In the church we are notorious for picking the sins we want to make a big deal out of and overlooking the ones that don’t bother us so much. Gluttony is a classic case of that type of thinking. While it is just as much a sin as theft or pride or drunkenness, we have chosen to give it a wink and a smile as we drive through the fast-food lane and upsize our meals. We fall into the pattern we are used to. We eat what we want, when we want, to the point of excess . . . and our enemy smiles.
Have you become a slave to what you put in your mouth? It is easy to do—and it is even easier to justify in today’s food culture. Let us ask another way: Are the foods you put in your mouth doing more to serve your immediate desires or your future dreams and goals? God wants you to make choices that will set you up for success down the road rather than just satisfy your appetite in the short term. He wants to produce self-control—the direct antithesis to gluttony—in you, through His Spirit. Galatians 5:22–23 says, “But the Holy Spirit produces this kind of fruit in our lives: love, joy, peace, patience, kindness, goodness, faithfulness, gentleness, and self-control.”

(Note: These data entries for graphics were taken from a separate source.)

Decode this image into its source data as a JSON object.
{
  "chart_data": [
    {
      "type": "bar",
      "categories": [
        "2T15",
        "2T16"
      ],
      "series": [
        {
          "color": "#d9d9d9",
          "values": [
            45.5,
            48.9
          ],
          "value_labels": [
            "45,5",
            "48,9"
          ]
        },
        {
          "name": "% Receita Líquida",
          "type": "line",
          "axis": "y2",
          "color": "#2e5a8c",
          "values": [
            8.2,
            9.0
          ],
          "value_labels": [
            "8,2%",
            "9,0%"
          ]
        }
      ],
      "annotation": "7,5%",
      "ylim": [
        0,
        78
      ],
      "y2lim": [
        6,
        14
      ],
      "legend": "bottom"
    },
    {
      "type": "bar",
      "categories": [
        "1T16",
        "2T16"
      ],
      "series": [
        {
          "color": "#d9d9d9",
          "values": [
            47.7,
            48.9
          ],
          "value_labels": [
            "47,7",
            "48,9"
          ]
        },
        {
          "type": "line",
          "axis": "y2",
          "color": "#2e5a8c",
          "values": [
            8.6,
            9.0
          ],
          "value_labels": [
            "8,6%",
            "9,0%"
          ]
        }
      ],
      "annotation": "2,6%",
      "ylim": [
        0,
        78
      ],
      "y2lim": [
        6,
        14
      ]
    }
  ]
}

Be careful of letting others convince you that God isn’t concerned with what you eat. You are His careful creation. You are His hands and feet on this earth. He wants to put you to good use and shine through you mightily. The everyday choices you make to keep yourself healthy are so important, both to the quality of your life and to your ability to do all God has planned for you.
Acknowledge that God’s understanding of your physical well-being surpasses your own. If your attitude or consumption of food has held something other than its intended purpose, would you allow Christ to shape your relationship with food into something whole, good and free?